Aku memutar bola mataku malas mendengar ocehan pria itu. Dengan kesal aku memukulkan kedua tanganku keras di atas meja.
“ Dengar! Mengapa kau merasa bertanggung jawab padaku? Sementara selama ini kau membuat aku menderita! ”
“ Kau yang setuju untuk menikah dan ingin mempertahankan pernikahan ini!! ”
“ Kalian berdua tenanglah..semuanya bisa diselesaikan tanpa amarah ” lerai Athes bingung di antara kedua orang itu.
Aku menatap sinis ke arah Athes.
“ Kalo kau sedikit berperasaan harusnya kau pergi dari sini, dan memberikan sedikit ruang untuk kami menyelesaikan masalah kami ” cercaku pada Athes.
“ Ma-maaf..aku akan pergi ”
“ Jangan pergi! Untuk apa kau dengarkan perkataan wanita ini! ” bentak Hans.
“ Tidak Hans..Farah benar, kalian harus bicara berdua untuk menyelesaikan masalah kalian ” timpal Athes lalu pergi dari sana.
“ Kau berani sekali! Berbuat seperti itu padanya!! ” Hans mencengkram kedua bahuku kuat.

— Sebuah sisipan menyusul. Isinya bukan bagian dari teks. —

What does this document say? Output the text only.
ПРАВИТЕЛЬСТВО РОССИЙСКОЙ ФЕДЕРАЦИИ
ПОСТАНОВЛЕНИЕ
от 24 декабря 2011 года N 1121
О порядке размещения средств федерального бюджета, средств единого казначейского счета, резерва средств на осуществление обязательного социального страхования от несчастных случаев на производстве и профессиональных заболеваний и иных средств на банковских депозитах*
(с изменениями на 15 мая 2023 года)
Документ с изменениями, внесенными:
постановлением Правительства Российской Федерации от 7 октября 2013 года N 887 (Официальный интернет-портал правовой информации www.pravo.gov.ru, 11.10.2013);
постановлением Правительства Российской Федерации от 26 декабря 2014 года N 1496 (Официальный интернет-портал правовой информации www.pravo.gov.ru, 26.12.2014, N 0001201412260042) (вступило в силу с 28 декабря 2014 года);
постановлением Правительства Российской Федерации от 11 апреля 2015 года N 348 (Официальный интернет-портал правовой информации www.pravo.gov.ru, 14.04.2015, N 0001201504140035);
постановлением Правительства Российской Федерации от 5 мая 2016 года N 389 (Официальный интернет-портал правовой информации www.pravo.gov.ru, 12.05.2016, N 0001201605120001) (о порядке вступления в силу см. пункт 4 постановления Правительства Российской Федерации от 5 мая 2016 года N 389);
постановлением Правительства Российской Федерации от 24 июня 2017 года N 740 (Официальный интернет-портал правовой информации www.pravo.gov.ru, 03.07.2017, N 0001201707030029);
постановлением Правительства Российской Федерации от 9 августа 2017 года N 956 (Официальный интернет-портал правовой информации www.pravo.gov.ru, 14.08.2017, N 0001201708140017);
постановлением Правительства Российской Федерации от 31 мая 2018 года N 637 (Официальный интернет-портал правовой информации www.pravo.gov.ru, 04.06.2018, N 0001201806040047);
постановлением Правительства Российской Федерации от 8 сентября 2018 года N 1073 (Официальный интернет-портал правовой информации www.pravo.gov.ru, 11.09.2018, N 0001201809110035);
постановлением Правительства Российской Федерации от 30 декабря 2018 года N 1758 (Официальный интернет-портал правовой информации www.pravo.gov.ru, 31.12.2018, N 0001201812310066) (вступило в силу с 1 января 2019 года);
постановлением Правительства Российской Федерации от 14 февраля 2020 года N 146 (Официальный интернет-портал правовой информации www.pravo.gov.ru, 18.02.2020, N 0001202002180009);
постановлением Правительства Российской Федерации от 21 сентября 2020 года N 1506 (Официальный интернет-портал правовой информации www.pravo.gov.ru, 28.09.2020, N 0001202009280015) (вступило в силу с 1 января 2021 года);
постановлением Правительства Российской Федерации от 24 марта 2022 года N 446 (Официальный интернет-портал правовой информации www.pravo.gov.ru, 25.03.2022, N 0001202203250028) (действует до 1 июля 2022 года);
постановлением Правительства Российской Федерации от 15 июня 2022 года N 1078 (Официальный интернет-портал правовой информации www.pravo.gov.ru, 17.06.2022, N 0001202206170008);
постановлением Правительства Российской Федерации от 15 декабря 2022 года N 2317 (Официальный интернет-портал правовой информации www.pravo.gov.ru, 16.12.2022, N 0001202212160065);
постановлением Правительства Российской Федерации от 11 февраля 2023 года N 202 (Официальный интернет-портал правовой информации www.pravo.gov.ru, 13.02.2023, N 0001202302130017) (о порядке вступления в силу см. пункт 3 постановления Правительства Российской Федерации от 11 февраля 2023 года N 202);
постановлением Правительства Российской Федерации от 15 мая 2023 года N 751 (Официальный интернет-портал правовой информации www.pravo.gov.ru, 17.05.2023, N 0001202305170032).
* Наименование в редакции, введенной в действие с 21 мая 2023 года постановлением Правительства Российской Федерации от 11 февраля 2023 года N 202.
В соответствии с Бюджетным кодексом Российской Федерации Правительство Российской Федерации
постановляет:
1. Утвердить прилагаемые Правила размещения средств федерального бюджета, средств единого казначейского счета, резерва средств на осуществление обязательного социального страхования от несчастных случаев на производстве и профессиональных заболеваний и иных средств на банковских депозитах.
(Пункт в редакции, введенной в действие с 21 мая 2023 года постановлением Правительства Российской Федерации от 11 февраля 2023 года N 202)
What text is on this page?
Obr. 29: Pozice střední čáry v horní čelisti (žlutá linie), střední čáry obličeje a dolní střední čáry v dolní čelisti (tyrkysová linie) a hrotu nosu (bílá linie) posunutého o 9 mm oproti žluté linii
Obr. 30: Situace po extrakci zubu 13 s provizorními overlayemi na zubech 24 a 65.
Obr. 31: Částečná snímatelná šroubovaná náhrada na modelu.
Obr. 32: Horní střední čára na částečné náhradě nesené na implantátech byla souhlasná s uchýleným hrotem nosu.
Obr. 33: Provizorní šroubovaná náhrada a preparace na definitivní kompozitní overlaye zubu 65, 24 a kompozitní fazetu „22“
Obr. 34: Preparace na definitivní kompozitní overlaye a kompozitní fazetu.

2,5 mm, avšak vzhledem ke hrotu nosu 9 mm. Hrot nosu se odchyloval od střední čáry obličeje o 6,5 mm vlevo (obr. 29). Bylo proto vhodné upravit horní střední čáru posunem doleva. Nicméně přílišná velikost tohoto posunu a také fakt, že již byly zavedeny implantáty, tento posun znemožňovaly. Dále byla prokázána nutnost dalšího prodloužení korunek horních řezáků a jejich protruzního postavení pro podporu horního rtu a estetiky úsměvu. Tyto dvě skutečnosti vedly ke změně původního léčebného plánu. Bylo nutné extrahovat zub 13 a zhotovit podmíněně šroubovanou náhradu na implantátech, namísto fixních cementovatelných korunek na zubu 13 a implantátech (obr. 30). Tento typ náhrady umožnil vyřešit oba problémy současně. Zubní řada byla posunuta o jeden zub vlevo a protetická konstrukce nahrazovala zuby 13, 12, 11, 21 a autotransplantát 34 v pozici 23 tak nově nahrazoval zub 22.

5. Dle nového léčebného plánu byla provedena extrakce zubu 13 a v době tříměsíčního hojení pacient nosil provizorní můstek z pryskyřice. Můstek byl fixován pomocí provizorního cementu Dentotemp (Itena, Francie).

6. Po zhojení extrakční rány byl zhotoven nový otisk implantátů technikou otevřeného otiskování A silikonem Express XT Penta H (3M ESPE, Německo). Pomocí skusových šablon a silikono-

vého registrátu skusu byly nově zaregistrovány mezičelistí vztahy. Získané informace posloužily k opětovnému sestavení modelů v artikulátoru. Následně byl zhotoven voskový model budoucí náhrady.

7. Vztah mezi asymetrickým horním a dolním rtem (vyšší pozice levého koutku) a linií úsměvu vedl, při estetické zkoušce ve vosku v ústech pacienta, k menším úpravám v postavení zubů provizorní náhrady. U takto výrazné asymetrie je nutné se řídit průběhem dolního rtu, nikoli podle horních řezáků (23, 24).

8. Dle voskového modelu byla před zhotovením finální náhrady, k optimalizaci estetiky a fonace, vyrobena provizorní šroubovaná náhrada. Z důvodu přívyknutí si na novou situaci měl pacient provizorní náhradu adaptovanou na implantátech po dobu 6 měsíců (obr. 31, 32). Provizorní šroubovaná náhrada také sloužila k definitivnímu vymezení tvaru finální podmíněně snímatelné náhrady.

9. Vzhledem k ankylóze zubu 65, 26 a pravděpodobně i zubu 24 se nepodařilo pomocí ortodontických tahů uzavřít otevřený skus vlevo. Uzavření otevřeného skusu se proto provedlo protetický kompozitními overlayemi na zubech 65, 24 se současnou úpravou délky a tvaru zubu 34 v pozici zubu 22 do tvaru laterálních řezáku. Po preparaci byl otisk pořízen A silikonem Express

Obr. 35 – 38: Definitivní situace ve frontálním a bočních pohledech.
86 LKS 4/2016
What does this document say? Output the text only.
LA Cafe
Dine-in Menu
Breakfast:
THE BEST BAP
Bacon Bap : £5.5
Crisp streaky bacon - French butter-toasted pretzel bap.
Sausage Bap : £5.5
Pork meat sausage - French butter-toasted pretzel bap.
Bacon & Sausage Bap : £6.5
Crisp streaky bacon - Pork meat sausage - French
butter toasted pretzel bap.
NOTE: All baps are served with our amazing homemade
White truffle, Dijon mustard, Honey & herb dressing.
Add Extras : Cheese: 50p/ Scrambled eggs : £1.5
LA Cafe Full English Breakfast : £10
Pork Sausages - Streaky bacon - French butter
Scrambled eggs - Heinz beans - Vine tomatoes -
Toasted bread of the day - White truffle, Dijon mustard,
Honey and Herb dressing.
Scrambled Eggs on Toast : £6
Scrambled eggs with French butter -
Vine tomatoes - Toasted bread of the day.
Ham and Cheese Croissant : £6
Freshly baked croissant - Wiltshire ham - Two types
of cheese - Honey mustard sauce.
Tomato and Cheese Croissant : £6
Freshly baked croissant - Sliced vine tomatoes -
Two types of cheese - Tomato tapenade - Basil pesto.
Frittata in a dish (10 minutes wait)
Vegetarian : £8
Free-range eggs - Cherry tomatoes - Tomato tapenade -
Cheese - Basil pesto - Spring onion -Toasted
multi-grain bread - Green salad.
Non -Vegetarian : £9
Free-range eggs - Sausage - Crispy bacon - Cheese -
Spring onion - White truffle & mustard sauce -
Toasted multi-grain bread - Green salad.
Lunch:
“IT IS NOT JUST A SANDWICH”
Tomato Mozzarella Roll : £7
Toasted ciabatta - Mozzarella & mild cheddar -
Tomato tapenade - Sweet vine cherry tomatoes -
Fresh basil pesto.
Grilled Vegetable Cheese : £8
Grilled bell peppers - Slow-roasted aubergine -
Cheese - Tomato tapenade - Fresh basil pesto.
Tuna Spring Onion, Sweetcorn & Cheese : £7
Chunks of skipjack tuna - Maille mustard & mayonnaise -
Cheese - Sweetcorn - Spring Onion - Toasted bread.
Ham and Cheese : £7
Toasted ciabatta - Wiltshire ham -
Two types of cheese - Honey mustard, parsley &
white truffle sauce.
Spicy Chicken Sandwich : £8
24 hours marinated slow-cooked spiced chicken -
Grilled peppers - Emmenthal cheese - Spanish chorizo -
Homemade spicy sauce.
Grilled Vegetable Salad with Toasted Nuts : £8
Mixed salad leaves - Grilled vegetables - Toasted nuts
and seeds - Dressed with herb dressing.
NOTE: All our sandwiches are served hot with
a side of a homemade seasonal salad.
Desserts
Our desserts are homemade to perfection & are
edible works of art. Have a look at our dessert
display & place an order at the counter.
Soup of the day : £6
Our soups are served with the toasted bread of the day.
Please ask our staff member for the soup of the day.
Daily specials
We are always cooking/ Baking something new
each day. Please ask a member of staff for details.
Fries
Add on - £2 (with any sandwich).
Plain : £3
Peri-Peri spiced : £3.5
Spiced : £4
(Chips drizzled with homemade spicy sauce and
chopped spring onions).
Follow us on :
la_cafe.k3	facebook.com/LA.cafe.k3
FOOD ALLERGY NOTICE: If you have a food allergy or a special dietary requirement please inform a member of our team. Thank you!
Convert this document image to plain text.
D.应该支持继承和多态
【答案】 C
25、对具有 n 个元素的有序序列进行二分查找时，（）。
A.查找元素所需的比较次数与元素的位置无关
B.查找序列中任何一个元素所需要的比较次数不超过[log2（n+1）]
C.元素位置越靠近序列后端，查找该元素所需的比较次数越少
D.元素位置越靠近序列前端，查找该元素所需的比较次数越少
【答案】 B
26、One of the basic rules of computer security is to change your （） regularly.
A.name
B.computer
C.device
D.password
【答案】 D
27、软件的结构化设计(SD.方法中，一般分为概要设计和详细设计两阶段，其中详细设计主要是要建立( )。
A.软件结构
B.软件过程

“ Lepaskan tanganmu dariku aku bisa menuntutmu atas tindakan kekerasan ” ucapku santai dan dengan kesal Hans melepaskan cengkramannya.
“ Ada apa dengan wanita ini? Tiba-tiba sekali dia berubah ” batin Hans bergetar melihat keberanian Farah, selama ini yang dia tahu gadis itu bahkan tidak sanggup untuk menatapnya. Tapi sekarang Farah nampak sangat berani.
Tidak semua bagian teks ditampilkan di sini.